Aujourd’hui, l’expérimentation de différents produits sur les animaux est un débat qui monte. En France, deux millions d’animaux servent de cobayes et 85% d’entre eux sont des souris et des rats. Dans les laboratoires, on trouve aussi des lapins, des chiens, des chats, des cochons et des moutons ou encore des singes. De plus en plus de scientifiques dénoncent ce recours systématique aux animaux, alors que des techniques alternatives donnent de bons résultats. La culture cellulaire produit des « morceaux » d’humain. Des tissus qui permettent d’expérimenter en s’assurant que ce qui marche est valable sur les hommes. Car l’expérimentation animale n’est pas toujours utile. Une étude menée sur 50 produits et médicaments a montré que ces tests ne sont fiables sur l’homme qu’à 65%. Du coup, des mois d’expérimentation finissent à la poubelle : les animaux ont souffert pour rien. Heureusement, sous la pression de quelques jeunes chercheurs, les techniques alternatives se développent enfin (voir ci-dessous).

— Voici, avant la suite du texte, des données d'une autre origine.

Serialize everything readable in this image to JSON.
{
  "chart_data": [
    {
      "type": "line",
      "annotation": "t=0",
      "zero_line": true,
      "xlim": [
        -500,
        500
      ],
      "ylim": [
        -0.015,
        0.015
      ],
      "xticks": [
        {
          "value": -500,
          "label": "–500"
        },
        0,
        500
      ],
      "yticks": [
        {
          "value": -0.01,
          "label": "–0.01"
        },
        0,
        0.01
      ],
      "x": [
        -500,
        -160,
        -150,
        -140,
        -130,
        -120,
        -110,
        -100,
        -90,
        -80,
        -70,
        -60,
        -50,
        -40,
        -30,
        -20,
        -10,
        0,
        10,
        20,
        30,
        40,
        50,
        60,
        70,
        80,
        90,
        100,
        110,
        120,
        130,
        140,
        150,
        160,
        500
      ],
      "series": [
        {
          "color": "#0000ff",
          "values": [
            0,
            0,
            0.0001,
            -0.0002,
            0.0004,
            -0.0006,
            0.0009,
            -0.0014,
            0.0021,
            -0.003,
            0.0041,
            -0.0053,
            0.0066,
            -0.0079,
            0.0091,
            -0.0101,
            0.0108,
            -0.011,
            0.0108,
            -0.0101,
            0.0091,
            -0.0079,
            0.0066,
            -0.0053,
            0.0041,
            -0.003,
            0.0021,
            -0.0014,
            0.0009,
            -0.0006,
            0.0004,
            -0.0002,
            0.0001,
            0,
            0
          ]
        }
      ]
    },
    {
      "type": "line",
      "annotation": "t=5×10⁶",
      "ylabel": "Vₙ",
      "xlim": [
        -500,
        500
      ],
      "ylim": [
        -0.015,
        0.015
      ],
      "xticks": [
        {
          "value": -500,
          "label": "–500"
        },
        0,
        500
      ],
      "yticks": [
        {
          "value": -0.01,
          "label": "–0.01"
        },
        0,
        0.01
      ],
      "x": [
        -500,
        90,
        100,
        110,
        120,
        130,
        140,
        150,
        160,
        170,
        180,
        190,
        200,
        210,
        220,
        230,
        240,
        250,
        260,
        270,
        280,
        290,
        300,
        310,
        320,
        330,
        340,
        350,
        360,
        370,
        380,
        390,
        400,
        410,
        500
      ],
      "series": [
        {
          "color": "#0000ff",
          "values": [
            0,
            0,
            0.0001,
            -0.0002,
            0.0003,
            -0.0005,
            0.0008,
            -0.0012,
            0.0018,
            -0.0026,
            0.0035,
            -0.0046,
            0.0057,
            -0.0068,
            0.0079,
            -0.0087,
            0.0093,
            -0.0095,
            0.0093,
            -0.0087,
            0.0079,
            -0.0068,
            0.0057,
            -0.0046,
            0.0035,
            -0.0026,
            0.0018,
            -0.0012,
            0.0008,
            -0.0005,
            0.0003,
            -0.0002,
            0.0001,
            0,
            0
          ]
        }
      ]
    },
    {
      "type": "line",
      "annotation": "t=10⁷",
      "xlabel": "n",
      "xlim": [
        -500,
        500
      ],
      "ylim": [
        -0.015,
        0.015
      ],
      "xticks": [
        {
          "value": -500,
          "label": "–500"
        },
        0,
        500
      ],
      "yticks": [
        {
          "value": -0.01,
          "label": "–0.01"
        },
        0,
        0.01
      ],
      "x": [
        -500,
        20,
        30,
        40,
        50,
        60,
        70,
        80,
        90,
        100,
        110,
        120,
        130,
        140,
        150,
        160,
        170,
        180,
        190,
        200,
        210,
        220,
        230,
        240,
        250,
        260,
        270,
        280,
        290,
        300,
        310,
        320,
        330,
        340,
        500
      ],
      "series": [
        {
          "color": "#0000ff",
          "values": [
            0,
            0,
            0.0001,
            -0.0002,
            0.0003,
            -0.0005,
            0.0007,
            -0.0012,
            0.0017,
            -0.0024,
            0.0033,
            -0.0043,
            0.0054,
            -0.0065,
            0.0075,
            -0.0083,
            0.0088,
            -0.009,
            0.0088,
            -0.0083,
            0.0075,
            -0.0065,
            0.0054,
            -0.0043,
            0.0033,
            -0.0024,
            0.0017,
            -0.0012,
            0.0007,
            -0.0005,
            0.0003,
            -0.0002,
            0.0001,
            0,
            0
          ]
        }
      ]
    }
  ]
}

Les lobbys pro vivisection s’accrochent

Pourtant, de nombreux chercheurs de la vieille école s’accrochent encore à l’expérimentation animale. Ils l’évoquent comme un « mal nécessaire » et refusent d’explorer des pistes alternatives. Sans les accuser d’un crypto-sadisme qui leur permettrait de torturer légalement des êtres sans défense pour se défouler, je m’étonne de cette absence de curiosité scientifique pour les nouvelles techniques. Lorsqu’elle émane d’organismes tels que le Gircor (Groupe interprofessionnel de réflexion et de communication sur la recherche) dont la majorité des chercheurs travaillent pour des labos pharmaceutiques, on peut aisément imaginer que le conflit d’intérêt nourrit l’absence d’objectivité. Ceux qui travaillent pour Sanofi ou Pfizer ne vont pas priver leurs employeurs de leurs précieux cobayes. Mais pour les autres… Bref, si le débat secoue l’opinion publique, la France ne semble pas prête à avancer. Elle fait beaucoup moins bien que la Belgique qui publie des statistiques sur le nombre d’animaux testés (en réduction) ou la Suisse qui développe d’autres moyens d’expérimentation. Moins bien aussi que l’Italie où l’on commence à fermer les élevages de chiens de laboratoire pour se mettre en conformité avec les règles européennes et après avoir constaté que les beagles étaient illégalement vendus à l’industrie cosmétique.

A la recherche des labels anti vivisection

Pour en revenir à la cosmétique, l’une des pratiques les plus courantes consiste à introduire les crèmes de beauté et autres rouges à lèvre dans les yeux de lapins. Mais aussi sur des plaies qu’on leur inflige pour voir jusqu’à quel point le produit aggrave les blessures. En Europe, les tests de cosmétiques sur des animaux devaient être interdits en 2013. Mais les lobbys industriels ont apparemment réussi à faire repousser cette mesure. Aujourd’hui, certains labels comme Cosmebio ou Human Cosmetics Standard garantissent des produits cosmétiques non testés sur des animaux. L’association One Voice possède aussi un moteur de recherche en ligne qui permet de savoir si le produit qu’on utilise a été ou non testé sur des lapins. Mais ces produits, comme ceux du fabriquant français Caudalie ou de l’Anglais Lush, sont encore assez confidentiels et peu nombreux. Yves Rocher et L’Occitane qui les avaient obtenus les ont finalement perdus en 2012. Il faudra donc un vrai mouvement de consommateurs pour que les grands groupes s’y mettent.

 

Une alternative prometteuse

En Suisse, un dispositif expérimental baptisé InLiveToxa été mis au point pour reproduire certains organes et la circulation sanguine. Les chercheurs peuvent ainsi tester l’effet de leurs produits sur des cellules humaines et observer comment l’estomac ou le foie réagissent à leur contact. Un dispositif bien plus fiable que les expérimentations animales car, comme on s’en doute, un organisme de rat ou de lapin ne réagit pas forcément comme celui d’un humain. De fait, de très nombreux tests sont totalement inutiles.